Весною случилось вот что. В железнодорожных мастерских арестовали четырех рабочих. Мастерские заволновались, бросили работу, потребовали освобождения арестованных. К мастерским двинули три роты Ромодановского полка. Перед тем, как им выступить, перед солдатами в отсутствие офицеров пламенную речь сказал Сучков, научил, как держаться, а фельдфебель Скуратов добавил:
— Если кто из вас по офицерской команде стрельнет, я его на месте уложу пулей. Когда дойдет до дела, не слушать офицеров, слушай моей команды.
Пошли. По дороге солдат завернули на двор воинского присутствия. Выступил один из ротных командиров, тот капитан Тиунов, о котором уже говорилось. Бледное, строгое лицо с тонкими бровями.
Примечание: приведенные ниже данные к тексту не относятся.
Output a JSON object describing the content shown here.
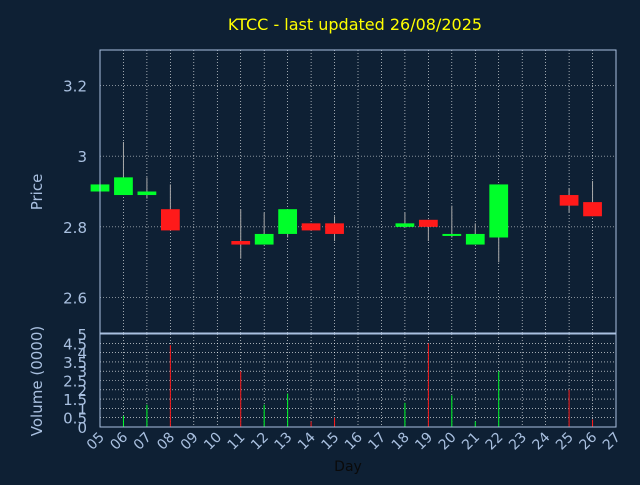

В упор глядя на солдат, спросил:
— Скажите мне, братцы. Вы знаете, что такое присяга?
— Так точно.
— Может быть, не совсем хорошо знаете. Так я вам объясню. Не ваше дело рассуждать. Вы давали присягу царю и отечеству. Ты не отвечаешь за то, что твоя винтовка сделает, — за это отвечает начальство…
Увидел среди солдат Сучкова. Сучков часто замечал на себе и раньше пристальный, подозрительный взгляд капитана.
— Поди-ка сюда! А ты знаешь, что такое присяга?